Тут не знаешь, как до следующего месяца дотянуть, а Люся собаку принесла.

«Нет», — сказала мама.

«Ни за что», — сказала мама.

«Лапы ее не будет в моем доме!»

Но на дочку это не подействовало. Видимо, потому что младшая. Балованная.

Люся залилась слезами и ревела до тех пор, пока мама не сдалась.

«За что мне такое наказание? Ладно, пусть остается. Эта Барби хотя бы бесплатная…»

«Не совсем, — уточнила Люся и успокоила: — Но ты не волнуйся — денег я за нее не давала».

«А что давала?» — насторожилась мама.

«Ваучер. Ты же сама говорила, что один ваучер твой, второй Лиды, а третий — мой. Так что я отдала свой».

Мама с грохотом опустилась на тумбу для обуви и прошептала:

«Ты хоть понимаешь, что наделала? Немедленно иди и верни ваучер обратно!»
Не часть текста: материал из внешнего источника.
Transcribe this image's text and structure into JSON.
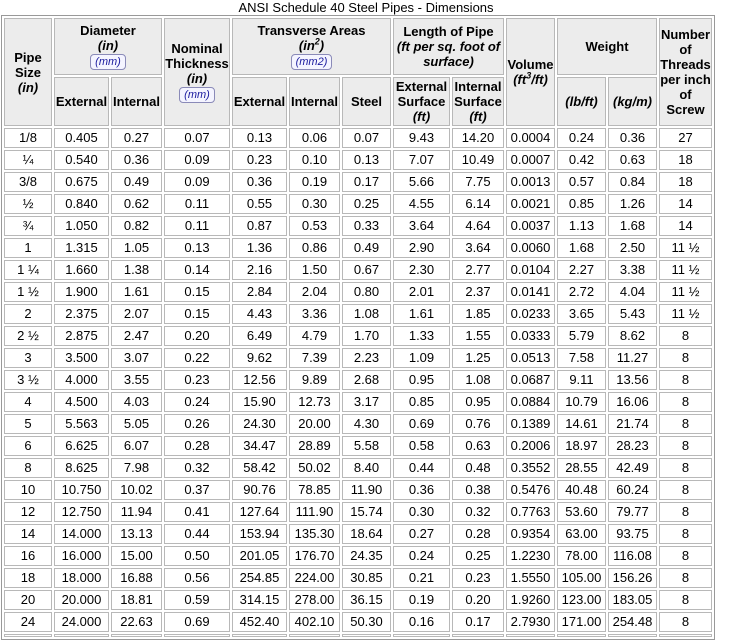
{
  "title": "ANSI Schedule 40 Steel Pipes - Dimensions",
  "headers": {
    "pipe_size": "Pipe Size",
    "pipe_size_unit": "(in)",
    "diameter": "Diameter",
    "diameter_unit": "(in)",
    "diameter_mm_button": "(mm)",
    "diameter_external": "External",
    "diameter_internal": "Internal",
    "nominal_thickness": "Nominal Thickness",
    "nominal_thickness_unit": "(in)",
    "nominal_thickness_mm_button": "(mm)",
    "transverse_areas": "Transverse Areas",
    "transverse_areas_unit_base": "(in",
    "transverse_areas_unit_sup": "2",
    "transverse_areas_unit_close": ")",
    "transverse_areas_mm2_button": "(mm2)",
    "area_external": "External",
    "area_internal": "Internal",
    "area_steel": "Steel",
    "length_of_pipe": "Length of Pipe",
    "length_of_pipe_unit": "(ft per sq. foot of surface)",
    "length_external_surface": "External Surface",
    "length_external_surface_unit": "(ft)",
    "length_internal_surface": "Internal Surface",
    "length_internal_surface_unit": "(ft)",
    "volume": "Volume",
    "volume_unit_base": "(ft",
    "volume_unit_sup": "3",
    "volume_unit_close": "/ft)",
    "weight": "Weight",
    "weight_lbft": "(lb/ft)",
    "weight_kgm": "(kg/m)",
    "threads": "Number of Threads per inch of Screw"
  },
  "rows": [
    [
      "1/8",
      "0.405",
      "0.27",
      "0.07",
      "0.13",
      "0.06",
      "0.07",
      "9.43",
      "14.20",
      "0.0004",
      "0.24",
      "0.36",
      "27"
    ],
    [
      "¼",
      "0.540",
      "0.36",
      "0.09",
      "0.23",
      "0.10",
      "0.13",
      "7.07",
      "10.49",
      "0.0007",
      "0.42",
      "0.63",
      "18"
    ],
    [
      "3/8",
      "0.675",
      "0.49",
      "0.09",
      "0.36",
      "0.19",
      "0.17",
      "5.66",
      "7.75",
      "0.0013",
      "0.57",
      "0.84",
      "18"
    ],
    [
      "½",
      "0.840",
      "0.62",
      "0.11",
      "0.55",
      "0.30",
      "0.25",
      "4.55",
      "6.14",
      "0.0021",
      "0.85",
      "1.26",
      "14"
    ],
    [
      "¾",
      "1.050",
      "0.82",
      "0.11",
      "0.87",
      "0.53",
      "0.33",
      "3.64",
      "4.64",
      "0.0037",
      "1.13",
      "1.68",
      "14"
    ],
    [
      "1",
      "1.315",
      "1.05",
      "0.13",
      "1.36",
      "0.86",
      "0.49",
      "2.90",
      "3.64",
      "0.0060",
      "1.68",
      "2.50",
      "11 ½"
    ],
    [
      "1 ¼",
      "1.660",
      "1.38",
      "0.14",
      "2.16",
      "1.50",
      "0.67",
      "2.30",
      "2.77",
      "0.0104",
      "2.27",
      "3.38",
      "11 ½"
    ],
    [
      "1 ½",
      "1.900",
      "1.61",
      "0.15",
      "2.84",
      "2.04",
      "0.80",
      "2.01",
      "2.37",
      "0.0141",
      "2.72",
      "4.04",
      "11 ½"
    ],
    [
      "2",
      "2.375",
      "2.07",
      "0.15",
      "4.43",
      "3.36",
      "1.08",
      "1.61",
      "1.85",
      "0.0233",
      "3.65",
      "5.43",
      "11 ½"
    ],
    [
      "2 ½",
      "2.875",
      "2.47",
      "0.20",
      "6.49",
      "4.79",
      "1.70",
      "1.33",
      "1.55",
      "0.0333",
      "5.79",
      "8.62",
      "8"
    ],
    [
      "3",
      "3.500",
      "3.07",
      "0.22",
      "9.62",
      "7.39",
      "2.23",
      "1.09",
      "1.25",
      "0.0513",
      "7.58",
      "11.27",
      "8"
    ],
    [
      "3 ½",
      "4.000",
      "3.55",
      "0.23",
      "12.56",
      "9.89",
      "2.68",
      "0.95",
      "1.08",
      "0.0687",
      "9.11",
      "13.56",
      "8"
    ],
    [
      "4",
      "4.500",
      "4.03",
      "0.24",
      "15.90",
      "12.73",
      "3.17",
      "0.85",
      "0.95",
      "0.0884",
      "10.79",
      "16.06",
      "8"
    ],
    [
      "5",
      "5.563",
      "5.05",
      "0.26",
      "24.30",
      "20.00",
      "4.30",
      "0.69",
      "0.76",
      "0.1389",
      "14.61",
      "21.74",
      "8"
    ],
    [
      "6",
      "6.625",
      "6.07",
      "0.28",
      "34.47",
      "28.89",
      "5.58",
      "0.58",
      "0.63",
      "0.2006",
      "18.97",
      "28.23",
      "8"
    ],
    [
      "8",
      "8.625",
      "7.98",
      "0.32",
      "58.42",
      "50.02",
      "8.40",
      "0.44",
      "0.48",
      "0.3552",
      "28.55",
      "42.49",
      "8"
    ],
    [
      "10",
      "10.750",
      "10.02",
      "0.37",
      "90.76",
      "78.85",
      "11.90",
      "0.36",
      "0.38",
      "0.5476",
      "40.48",
      "60.24",
      "8"
    ],
    [
      "12",
      "12.750",
      "11.94",
      "0.41",
      "127.64",
      "111.90",
      "15.74",
      "0.30",
      "0.32",
      "0.7763",
      "53.60",
      "79.77",
      "8"
    ],
    [
      "14",
      "14.000",
      "13.13",
      "0.44",
      "153.94",
      "135.30",
      "18.64",
      "0.27",
      "0.28",
      "0.9354",
      "63.00",
      "93.75",
      "8"
    ],
    [
      "16",
      "16.000",
      "15.00",
      "0.50",
      "201.05",
      "176.70",
      "24.35",
      "0.24",
      "0.25",
      "1.2230",
      "78.00",
      "116.08",
      "8"
    ],
    [
      "18",
      "18.000",
      "16.88",
      "0.56",
      "254.85",
      "224.00",
      "30.85",
      "0.21",
      "0.23",
      "1.5550",
      "105.00",
      "156.26",
      "8"
    ],
    [
      "20",
      "20.000",
      "18.81",
      "0.59",
      "314.15",
      "278.00",
      "36.15",
      "0.19",
      "0.20",
      "1.9260",
      "123.00",
      "183.05",
      "8"
    ],
    [
      "24",
      "24.000",
      "22.63",
      "0.69",
      "452.40",
      "402.10",
      "50.30",
      "0.16",
      "0.17",
      "2.7930",
      "171.00",
      "254.48",
      "8"
    ]
  ]
}
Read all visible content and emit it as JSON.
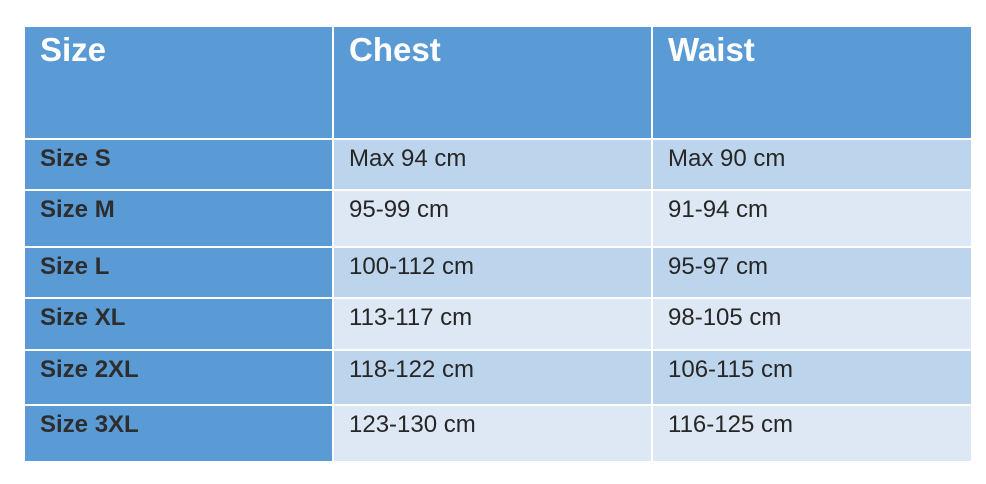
{
  "table": {
    "headers": [
      "Size",
      "Chest",
      "Waist"
    ],
    "rows": [
      [
        "Size S",
        "Max 94 cm",
        "Max 90 cm"
      ],
      [
        "Size M",
        "95-99 cm",
        "91-94 cm"
      ],
      [
        "Size L",
        "100-112 cm",
        "95-97 cm"
      ],
      [
        "Size XL",
        "113-117 cm",
        "98-105 cm"
      ],
      [
        "Size 2XL",
        "118-122 cm",
        "106-115 cm"
      ],
      [
        "Size 3XL",
        "123-130 cm",
        "116-125 cm"
      ]
    ]
  },
  "colors": {
    "header": "#5B9BD5",
    "row_dark": "#BDD5EC",
    "row_light": "#DDE8F4"
  }
}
Люся заметила, что Барби грызет обувную щетку, села на корточки и попыталась отнять.

«Там этой тетеньки уже нет. Она возле булочной стояла».

Мамин голос зазвенел:

«Мы же могли разбогатеть! Мы могли выбраться из всего этого! Я как раз собиралась вложить наши три ваучера в… как его, — авто агро пром альянс. Мне, может быть, даже не пришлось бы больше работать, понимаешь? Ничего ты не понимаешь…»

Мама верила в приметы, в истории про выигрыши миллиона и в ваучеры.

«Бездушная, бессердечная и толстокожая. Вся в отца!» — жаловалась она на Люсю старшей дочери Лиде.

В отличие от Люси, Лида понимала маму и жалела.

Времена трудные. Зарплаты задерживают. Мать одна с двумя детьми. Крутится из последних сил, чтобы дать им лучшее. Старшая вот год назад в Питер поступила, на бюджетное.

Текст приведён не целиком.